Last year, the low-cost carriers (LCC) accounted for 49.6% passenger traffic in Singapore. AirAsia is the largest foreign airline group in Singapore, accounting for more than one in eight passengers, and the largest LCC in Changi T4, AirAsia’s spokesperson said.
The praise of the new airport comes shortly after the high profile spat the CEO with the Malaysia Airports Holdings (MAHB) over the name of klia2 in Sepang, and terminal facilities. Not long after, Fernandes praised Johor’s Senai Airport for being, a “hard working private entrepreneurial,” while calling on MAHB not to behave like a “monopoly”.

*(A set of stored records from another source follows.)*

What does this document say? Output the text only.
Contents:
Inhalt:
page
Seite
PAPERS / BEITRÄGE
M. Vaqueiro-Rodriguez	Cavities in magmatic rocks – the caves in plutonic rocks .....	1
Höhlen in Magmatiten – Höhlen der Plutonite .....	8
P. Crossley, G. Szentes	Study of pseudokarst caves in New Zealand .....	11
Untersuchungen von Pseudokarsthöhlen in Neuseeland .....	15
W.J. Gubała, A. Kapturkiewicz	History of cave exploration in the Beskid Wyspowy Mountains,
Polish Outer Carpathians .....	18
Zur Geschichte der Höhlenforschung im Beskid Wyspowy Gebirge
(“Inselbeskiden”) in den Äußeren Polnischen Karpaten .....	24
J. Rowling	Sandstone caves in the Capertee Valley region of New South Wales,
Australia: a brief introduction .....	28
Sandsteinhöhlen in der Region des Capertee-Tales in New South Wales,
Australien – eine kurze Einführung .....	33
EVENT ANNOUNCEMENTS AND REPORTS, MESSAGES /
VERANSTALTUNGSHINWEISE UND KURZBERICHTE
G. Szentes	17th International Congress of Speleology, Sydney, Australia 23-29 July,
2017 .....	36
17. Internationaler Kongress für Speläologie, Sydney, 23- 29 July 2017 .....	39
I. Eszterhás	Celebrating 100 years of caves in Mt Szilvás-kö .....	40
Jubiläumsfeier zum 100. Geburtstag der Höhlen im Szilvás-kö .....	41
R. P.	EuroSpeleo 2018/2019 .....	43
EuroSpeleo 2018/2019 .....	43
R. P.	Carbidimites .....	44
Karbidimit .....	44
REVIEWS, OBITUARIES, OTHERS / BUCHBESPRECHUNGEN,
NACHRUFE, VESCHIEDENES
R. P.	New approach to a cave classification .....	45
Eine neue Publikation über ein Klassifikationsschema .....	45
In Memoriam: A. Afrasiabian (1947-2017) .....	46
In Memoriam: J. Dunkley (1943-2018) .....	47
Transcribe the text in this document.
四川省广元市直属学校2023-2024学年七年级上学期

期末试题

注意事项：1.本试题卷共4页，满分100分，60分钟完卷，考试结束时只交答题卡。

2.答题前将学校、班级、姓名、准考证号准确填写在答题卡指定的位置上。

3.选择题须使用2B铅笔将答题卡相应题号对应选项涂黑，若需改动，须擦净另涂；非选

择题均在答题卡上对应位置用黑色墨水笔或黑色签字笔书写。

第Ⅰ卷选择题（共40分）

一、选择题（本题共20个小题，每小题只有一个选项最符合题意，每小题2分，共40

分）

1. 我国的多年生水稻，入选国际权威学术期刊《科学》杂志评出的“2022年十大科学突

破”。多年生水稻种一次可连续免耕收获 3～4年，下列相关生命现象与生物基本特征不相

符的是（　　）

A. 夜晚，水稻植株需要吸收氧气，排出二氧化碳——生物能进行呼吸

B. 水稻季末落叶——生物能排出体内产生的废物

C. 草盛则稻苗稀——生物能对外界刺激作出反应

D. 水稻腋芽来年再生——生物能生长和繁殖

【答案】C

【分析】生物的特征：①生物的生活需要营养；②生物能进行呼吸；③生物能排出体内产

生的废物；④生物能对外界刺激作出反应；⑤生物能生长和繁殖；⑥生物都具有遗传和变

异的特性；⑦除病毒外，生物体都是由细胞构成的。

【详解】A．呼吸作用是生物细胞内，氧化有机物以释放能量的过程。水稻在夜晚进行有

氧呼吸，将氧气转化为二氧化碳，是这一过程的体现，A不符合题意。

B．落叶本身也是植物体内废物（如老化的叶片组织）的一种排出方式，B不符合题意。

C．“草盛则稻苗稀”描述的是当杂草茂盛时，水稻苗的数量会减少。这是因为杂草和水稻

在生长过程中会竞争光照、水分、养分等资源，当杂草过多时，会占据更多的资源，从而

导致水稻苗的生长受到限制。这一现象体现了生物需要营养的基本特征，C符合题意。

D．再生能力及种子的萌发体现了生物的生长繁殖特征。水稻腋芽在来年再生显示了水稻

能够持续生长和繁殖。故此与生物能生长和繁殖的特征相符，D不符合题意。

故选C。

The brand has already embarked on a series of measures to make pre-flight, inflight and post-flight experiences better and more enjoyable for guests, with the help of online shopping and Travel 3Sixty on-ground activities to loyalty programme and virtual currency BIG Loyalty.
Meanwhile, separately to A+M, an AirAsia’s spokesperson also confirmed that Fernandes’ vision is to eliminate the usage of cash in AirAsia flights with the introduction of its e-wallet service, BigPay. The service, which is expected to launch within the next two to three months, would allow travellers to connect up to 10 debit or credit cards to make transactions across ASEAN. This will include all 10 ASEAN currencies, while offering lower foreign exchange rates compared with banks.
The airline also plans to work with Palantir to develop a secure entry system for trusted travellers to speed up immigration at airports within ASEAN through collaboration with airports and government agencies, as well as improve operational, safety and commercial processes within the group by integrating data from multiple sources using Skywise by Airbus.